With little discussion, the 10th also finds Mr. Adams' other two claims, if proved, would entitle him to relief, leaving to the district court the decision whether to hold an evidentiary hearing on those ineffective-assistance claims regarding: (1) appellate counsel's failure to adequately argue his life sentence was substantively unreasonable; and (2) trial counsel's failure to object to instances of prosecutorial misconduct.

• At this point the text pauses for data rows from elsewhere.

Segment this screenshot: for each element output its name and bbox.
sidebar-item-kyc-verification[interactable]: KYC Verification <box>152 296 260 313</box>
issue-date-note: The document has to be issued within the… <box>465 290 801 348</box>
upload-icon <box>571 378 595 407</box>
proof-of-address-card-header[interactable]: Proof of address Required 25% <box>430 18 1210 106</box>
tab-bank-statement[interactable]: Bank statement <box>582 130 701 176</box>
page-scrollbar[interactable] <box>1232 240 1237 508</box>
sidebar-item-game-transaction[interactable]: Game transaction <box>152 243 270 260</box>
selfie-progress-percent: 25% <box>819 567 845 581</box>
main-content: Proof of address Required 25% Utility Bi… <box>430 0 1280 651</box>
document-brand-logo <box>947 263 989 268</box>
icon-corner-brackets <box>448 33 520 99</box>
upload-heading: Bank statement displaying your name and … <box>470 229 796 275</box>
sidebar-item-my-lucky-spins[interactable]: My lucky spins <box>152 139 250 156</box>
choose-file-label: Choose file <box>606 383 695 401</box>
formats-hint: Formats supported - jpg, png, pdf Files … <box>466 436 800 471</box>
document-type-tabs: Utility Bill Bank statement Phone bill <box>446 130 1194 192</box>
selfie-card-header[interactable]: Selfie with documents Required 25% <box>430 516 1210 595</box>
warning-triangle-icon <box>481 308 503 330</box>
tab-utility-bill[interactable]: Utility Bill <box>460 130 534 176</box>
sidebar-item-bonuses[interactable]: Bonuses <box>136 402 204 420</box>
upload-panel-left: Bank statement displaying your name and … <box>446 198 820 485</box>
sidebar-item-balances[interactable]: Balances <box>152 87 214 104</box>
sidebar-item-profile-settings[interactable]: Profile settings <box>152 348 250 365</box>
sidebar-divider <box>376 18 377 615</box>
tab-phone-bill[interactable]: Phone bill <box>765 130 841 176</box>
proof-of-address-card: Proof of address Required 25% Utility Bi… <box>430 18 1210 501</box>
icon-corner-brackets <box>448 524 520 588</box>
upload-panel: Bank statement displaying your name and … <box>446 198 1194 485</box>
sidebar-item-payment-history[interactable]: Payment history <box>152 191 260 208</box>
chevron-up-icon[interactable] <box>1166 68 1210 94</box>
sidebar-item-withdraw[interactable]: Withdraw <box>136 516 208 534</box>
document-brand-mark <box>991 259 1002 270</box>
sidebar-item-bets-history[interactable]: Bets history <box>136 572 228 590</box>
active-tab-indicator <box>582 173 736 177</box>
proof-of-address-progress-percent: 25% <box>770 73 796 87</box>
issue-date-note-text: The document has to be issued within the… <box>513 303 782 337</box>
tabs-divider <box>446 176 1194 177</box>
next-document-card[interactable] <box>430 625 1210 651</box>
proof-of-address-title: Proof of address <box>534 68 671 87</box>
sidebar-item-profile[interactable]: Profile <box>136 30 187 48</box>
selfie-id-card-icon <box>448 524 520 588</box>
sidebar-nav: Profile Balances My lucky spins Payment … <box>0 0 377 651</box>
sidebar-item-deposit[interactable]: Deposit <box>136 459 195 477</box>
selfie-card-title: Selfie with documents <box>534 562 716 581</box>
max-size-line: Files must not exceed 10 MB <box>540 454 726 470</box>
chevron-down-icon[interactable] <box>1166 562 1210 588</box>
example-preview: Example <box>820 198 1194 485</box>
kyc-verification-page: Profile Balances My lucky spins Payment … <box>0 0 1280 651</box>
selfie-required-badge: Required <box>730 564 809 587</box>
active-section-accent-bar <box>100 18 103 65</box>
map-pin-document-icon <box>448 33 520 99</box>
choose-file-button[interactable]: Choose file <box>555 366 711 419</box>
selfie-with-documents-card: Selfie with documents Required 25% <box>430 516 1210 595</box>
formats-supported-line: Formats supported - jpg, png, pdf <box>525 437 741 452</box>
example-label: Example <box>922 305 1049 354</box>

Most impressively, Mr. Adams' appellate counsel sought a more-than-four-fold expansion of the word limit to 60,000 words. The 10th rules counsel could have fit in all of Mr. Adams' additional nine claims with a little more abbreviation or consolidation.

Unpublished decisions

U.S. v. Pulsifer, 2014 WL 5369397 (10/23/14) (Okl.) (unpub'd) - The 10th applies the good faith exception. Mr. Pulsifer contended there was probable cause for a warrant to search only for evidence of marijuana use, but not of distribution. The 10th found the warrant affidavit was not "devoid of factual support." An anonymous tipster claimed Mr. Pulsipher was distributing marijuana from his home and that there was heavy traffic in and out of the place. A three-week surveillance contradicted the tipster's traffic claim. Nonetheless, the matching of Mr. Pulsifer and his home to the descriptions the tipster gave, the discovery of a small quantity of marijuana in Mr. Pulsifer's trash and the 2007 delivery of 30 grams of marijuana to Mr. Pulsifer was enough to pass through the good faith portal regarding distribution. Significantly, and most troublingly, the 10th reasons the search was okay because it would have taken a "close comparison" between the affidavit and the warrant to discover any probable cause issues.

U.S. v. Stewart, 2014 WL 5354763 (10/22/14) (Col.) (unpub'd) - The 10th finds Mr. Stewart must have understood what his appeal waiver covered because he assured the judge he understood it, even though his attorney seemed a bit confused about the waiver at the plea hearing.

U.S. v. Wagner, 2014 WL 5394307 (10/24/14) (Wyo.) (unpub'd) - There was no reason for the district court to grant a further variance on the grounds that the handgun's relationship to the burglary was marginal given that it was in a locked safe in Mr. Wagner's car when he tried to break into a pharmacy. Mr. Wagner had stipulated to the enhancement for possession of a firearm in connection with a felony and counsel apologized to the district court for raising the "marginal" issue.

Pelletier v. U.S., 2014 WL 5334203 (10/21/14) (Col.) (unpub'd) - A procedural victory for a § 2241 petitioner. Contrary to the district court's ruling, Mr. Pelletier was "in custody" for habeas purposes where he was released on bond pending a removal hearing. That Mr. Pelletier must appear at immigration hearings scheduled at the discretion of the immigration court was enough to establish custody.

Cleveland v. Martin, 2014 WL 5368884 (10/23/14) (okl.) (unpub'd) - Qualified immunity applied to Mr. Cleveland's First and Eighth Amendment complaints against the prison denying him visitation with his minor children based on his previous conviction of child abuse. Although one can reasonably infer a "substantial hardship," the 10th states there is no clearly established right to familial association in the prison visitation context. Nor does visitation with minor children constitute a "necessity of life." So deprivation of that visitation is not cruel and unusual punishment.